Innocent II, en reconnaissance du service qu'il devait à Pierre, voulut consacrer en personne la somptueuse basilique de Cluny ; les pompes que l'abbaye fit briller dans cette circonstance, attestent combien étaient grandes ses richesses et sa puissance. Cependant, entraîné par une activité immense comme son zèle, Pierre se mêlait à toutes les grandes affaires qui ont marqué le cours du douzième siècle. En même temps qu'il essaie vainement de racommoder Abélard avec l'abbé de Cîteaux, on le trouve à Rome, à Pise, à Latran, à Burgos, assistant aux conciles, traitant avec les rois des plus grands intérêts de la chrétienté, et répandant partout avec son renom la gloire de Cluny. Comme à l'envi l'Angleterre, l'Espagne, l'Allemagne, Venise, accordaient à l'abbaye des terres et des sommes considérables qui lui permirent d'établir de nouvelles maisons jusques dans la Terre-Sainte et à Byzance même. Ce fut le temps de la plus grande splendeur de l'abbaye ; depuis lors, elle tint encore un rang considérable parmi les monastères les plus riches et les plus puissants ; mais le monde était emporté dans des voies nouvelles où l'autorité monastique devait céder le pas à l’esprit chevaleresque et guerrier.

Cluny eut à souffrir, vers 1170, une cruelle épreuve de la part du comte de Chalon, qui depuis longtemps convoitait une partie de ses domaines. Son fils, à la tête d'une armée aguerrie, attaqua et défit les troupes de l'abbé ; le monastère fut pillé, et plusieurs moines payèrent de leur vie leur courageuse résistance. C'en était fait peut-être de cette célèbre abbaye, quand Louis-le-Jeune, informé de ces excès, arriva inopinément en Bourgogne, à la tête d'une armée considérable, qui n'eut pas de peine à châtier l'audace du comte de Chalon, et à faire rentrer l'abbé de Cluny dans la paisible possession de ses domaines.

Peu de temps après, l'abbé Thibaut de Vermandois, obéissant à l'impulsion générale qui faisait chercher près des communes un appui nouveau, fit fermer de murailles et de fortifications les habitations qui s'étaient élevées déjà en grand nombre sous la protection des tours de l'abbaye. Ce fut le commencement de la ville de Cluny, dont la destinée était de survivre au puissant monastère, à l'ombre duquel avait grandi son enfance.

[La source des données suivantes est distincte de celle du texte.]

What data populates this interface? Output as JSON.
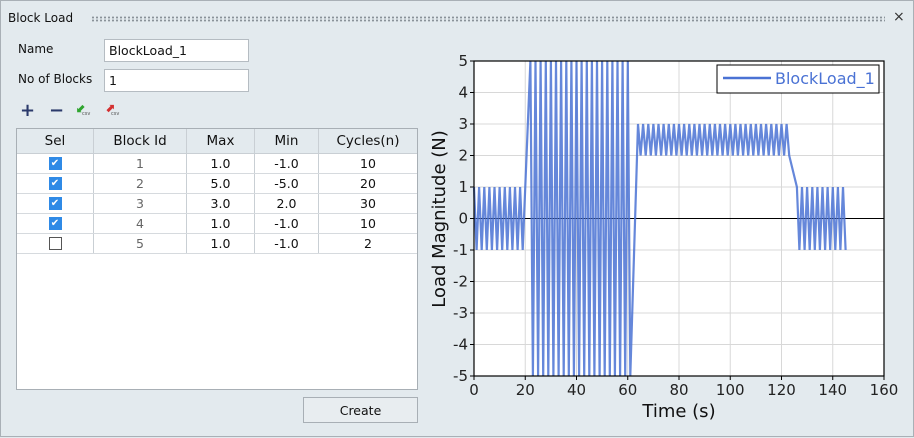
{
  "window": {
    "title": "Block Load",
    "close": "×"
  },
  "form": {
    "name_label": "Name",
    "name_value": "BlockLoad_1",
    "blocks_label": "No of Blocks",
    "blocks_value": "1"
  },
  "toolbar": {
    "add": "+",
    "remove": "−",
    "import_csv": "csv",
    "export_csv": "csv"
  },
  "table": {
    "headers": [
      "Sel",
      "Block Id",
      "Max",
      "Min",
      "Cycles(n)"
    ],
    "rows": [
      {
        "sel": true,
        "id": "1",
        "max": "1.0",
        "min": "-1.0",
        "cycles": "10"
      },
      {
        "sel": true,
        "id": "2",
        "max": "5.0",
        "min": "-5.0",
        "cycles": "20"
      },
      {
        "sel": true,
        "id": "3",
        "max": "3.0",
        "min": "2.0",
        "cycles": "30"
      },
      {
        "sel": true,
        "id": "4",
        "max": "1.0",
        "min": "-1.0",
        "cycles": "10"
      },
      {
        "sel": false,
        "id": "5",
        "max": "1.0",
        "min": "-1.0",
        "cycles": "2"
      }
    ]
  },
  "create_label": "Create",
  "chart_data": {
    "type": "line",
    "xlabel": "Time (s)",
    "ylabel": "Load Magnitude (N)",
    "xlim": [
      0,
      160
    ],
    "ylim": [
      -5,
      5
    ],
    "xticks": [
      "0",
      "20",
      "40",
      "60",
      "80",
      "100",
      "120",
      "140",
      "160"
    ],
    "yticks": [
      "5",
      "4",
      "3",
      "2",
      "1",
      "0",
      "-1",
      "-2",
      "-3",
      "-4",
      "-5"
    ],
    "grid": true,
    "legend": "top-right",
    "color": "#4a72d4",
    "series": [
      {
        "name": "BlockLoad_1",
        "blocks": [
          {
            "start": 0,
            "max": 1,
            "min": -1,
            "cycles": 10
          },
          {
            "start": 22,
            "max": 5,
            "min": -5,
            "cycles": 20
          },
          {
            "start": 64,
            "max": 3,
            "min": 2,
            "cycles": 30
          },
          {
            "start": 126,
            "max": 1,
            "min": -1,
            "cycles": 10
          }
        ]
      }
    ]
  }
}
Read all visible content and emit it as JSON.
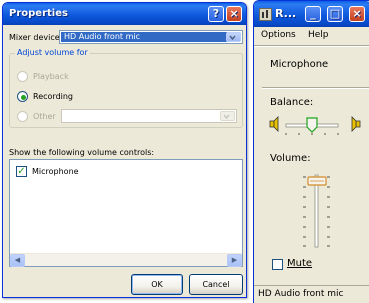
{
  "left_dialog": {
    "title": "Properties",
    "help_glyph": "?",
    "close_glyph": "×",
    "mixer_device_label": "Mixer device:",
    "mixer_device_value": "HD Audio front mic",
    "adjust_group_title": "Adjust volume for",
    "radios": [
      {
        "label": "Playback",
        "checked": false,
        "enabled": false
      },
      {
        "label": "Recording",
        "checked": true,
        "enabled": true
      },
      {
        "label": "Other",
        "checked": false,
        "enabled": false
      }
    ],
    "show_controls_label": "Show the following volume controls:",
    "controls": [
      {
        "label": "Microphone",
        "checked": true
      }
    ],
    "ok_label": "OK",
    "cancel_label": "Cancel"
  },
  "right_window": {
    "title": "R...",
    "minimize_glyph": "_",
    "maximize_glyph": "□",
    "close_glyph": "×",
    "menu": [
      "Options",
      "Help"
    ],
    "channel_name": "Microphone",
    "balance_label": "Balance:",
    "volume_label": "Volume:",
    "volume_level": 0.92,
    "balance_position": 0.5,
    "mute_label": "Mute",
    "mute_checked": false,
    "status_text": "HD Audio front mic"
  },
  "colors": {
    "title_bar_blue": "#0a5ee8",
    "close_red": "#c4401f",
    "dialog_bg": "#ece9d8",
    "selection_blue": "#316ac5",
    "check_green": "#21a121",
    "group_title_blue": "#0046d5"
  },
  "icons": {
    "window_icon": "speaker-grid-icon",
    "balance_left": "speaker-left-icon",
    "balance_right": "speaker-right-icon"
  }
}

Cette cité, à peine naissante, fut ravagée à peu d'années d'intervalles par deux incendies considérables, en 1208 et 1233 ; cependant, quelques années après (1245), les traces de ces fléaux étaient entièrement effacées, et l'abbaye put recevoir avec magnificence Innocent IV, Saint-Louis, l'empereur d'Orient, dix-sept évêques, les patriarches d'Antioche et de Constantinople, ainsi qu'une foule considérable de princes, de prélats et de barons, que l'hospitalité fastueuse de l'abbé frappa d'étonnement. Cette illustre assemblée, réunie à l’occasion des démêlés du pape Innocent IV et de l'empereur Frédéric II, devint l'occasion d'entreprises multipliées contre l'abbaye, excitées par la jalouse cupidité de ses voisins, et l'envie de ses propres vassaux. Longtemps ces attaques se bornèrent à des chicanes de droit ; mais enfin les mécontents en vinrent aux voies de fait, et dans les premières années du quatorzième siècle, il fallut que l'abbé se servît, pour la défense de ses privilèges, du pouvoir qu'il tenait de Rome de fulminer l'excommunication. Cet acte de rigueur les fit rentrer dans le devoir, mais en leur révélant le secret d'une force dont ils devaient abuser plus tard.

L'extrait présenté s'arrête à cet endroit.